En ellas utiliza un vocabulario abierto, que a algunos les puede parecer hasta grosero: “I´m the greatest mother fucker…” Y en uno de sus conciertos salió del armario como portador del VIH. Olé sus huevos. Se presentó en un castellano dulce e impoluto, al que regresó en diferentes momentos de la actuación, probando incluso algo de euskera con su “eskerrik asko”. Ya quisieran las Ana Botella de este mundo desenvolverse así de bien con los idiomas.

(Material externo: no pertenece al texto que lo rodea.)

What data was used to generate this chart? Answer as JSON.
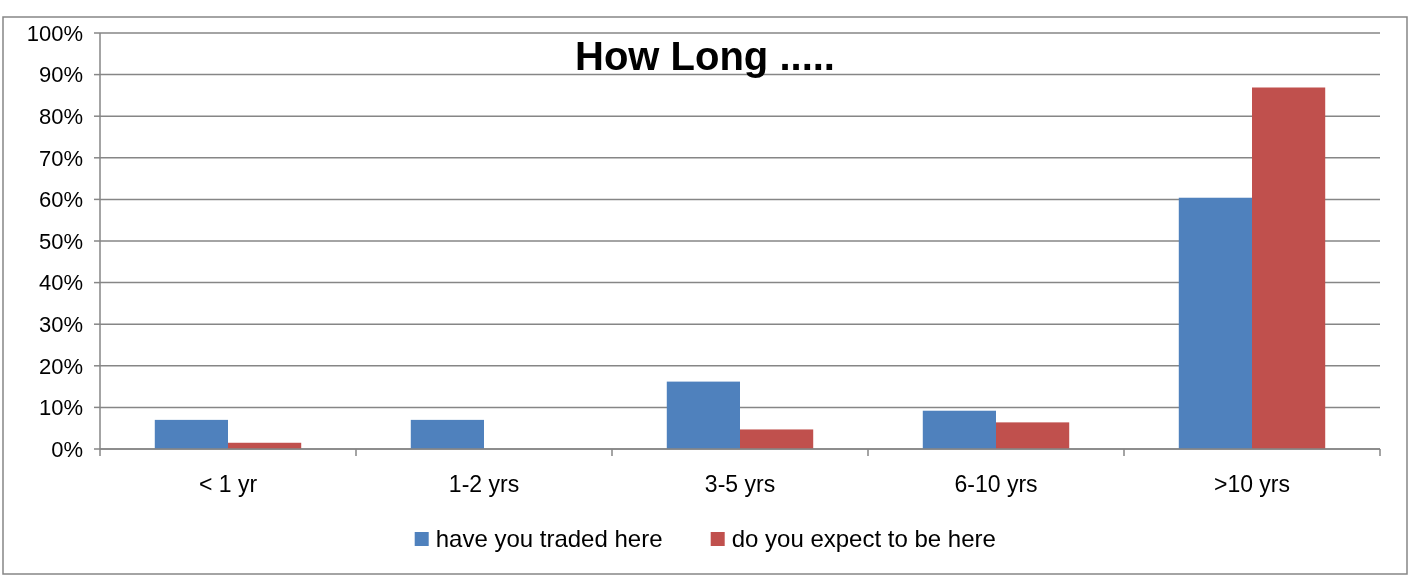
{
  "chart_data": {
    "type": "bar",
    "title": "How Long .....",
    "categories": [
      "< 1 yr",
      "1-2 yrs",
      "3-5 yrs",
      "6-10 yrs",
      ">10 yrs"
    ],
    "series": [
      {
        "name": "have you traded here",
        "color": "#4f81bd",
        "values": [
          7.0,
          7.0,
          16.2,
          9.2,
          60.4
        ]
      },
      {
        "name": "do you expect to be here",
        "color": "#c0504d",
        "values": [
          1.5,
          0,
          4.7,
          6.4,
          86.9
        ]
      }
    ],
    "ylim": [
      0,
      100
    ],
    "yticks": [
      {
        "value": 0,
        "label": "0%"
      },
      {
        "value": 10,
        "label": "10%"
      },
      {
        "value": 20,
        "label": "20%"
      },
      {
        "value": 30,
        "label": "30%"
      },
      {
        "value": 40,
        "label": "40%"
      },
      {
        "value": 50,
        "label": "50%"
      },
      {
        "value": 60,
        "label": "60%"
      },
      {
        "value": 70,
        "label": "70%"
      },
      {
        "value": 80,
        "label": "80%"
      },
      {
        "value": 90,
        "label": "90%"
      },
      {
        "value": 100,
        "label": "100%"
      }
    ],
    "grid": "y",
    "legend": "bottom"
  }
}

Algo que me llamó mucho la atención de estos conciertos es que la gente fumaba como si la ley antitabaco nunca hubiera existido. Y los guardias de seguridad brillaban por su ausencia, sólo les interesaba que no entrases con alcohol para que tuvieras que pagar los 8 euracos que costaba el katxi de cerveza.

Y entonces llegaron los Manic. ¡Qué gustazo! Empezaron fuerte con su “Motorcycle emptiness”:


¿Y a que no sabéis cuál fue la tercera canción? Pues sí, “Ocean spray”. Yo estaba extático… El solo de trompeta me llegó al alma. Casi pude percibir la presencia de mi aita sonriéndome, agradeciéndome el homenaje en el que había sido su lugar de trabajo durante tantos años… Fue un concierto monumental, casi un grandes éxitos. Había esperado quince años para escucharles en directo pero había merecido la pena, los tenía ahí delante, muy cerquita porque no había demasiada gente. Y tocaron tantos de los temas que yo había usado durante años como banda sonora de mis reportajes enNosolomusica Como decía, todo un homenaje. Viéndoles me di cuenta que había encontrado mi vocación: quería ser backing singer (suena mucho mejor que corista) de los Manic. Pero eso sí, negra, que tienen mucha mejor voz y sus movimientos de caderas son más sensuales…


¿Y de mi proyecto de guión? Bueno, evidentemente no gané, se lo llevó el único que ya tenía experiencia probada dirigiendo. Pero sí que lo acabé, lo pulí, lo moví por varias productoras y una de Andalucía estuvo casi a punto de aceptarlo (y eso que toda la historia se desarrollaba en Bilbao). Pero nunca llegó a hacerse. Se llamaba “Fresas en septiembre”. Hace poco lo estuve revisando y me seguía gustando. Tanto que incluso me surgió la idea de recobrar los personajes 15 años después y ver qué había sido de ellos. ¿¿¿Os imagináis cuál será la banda sonora???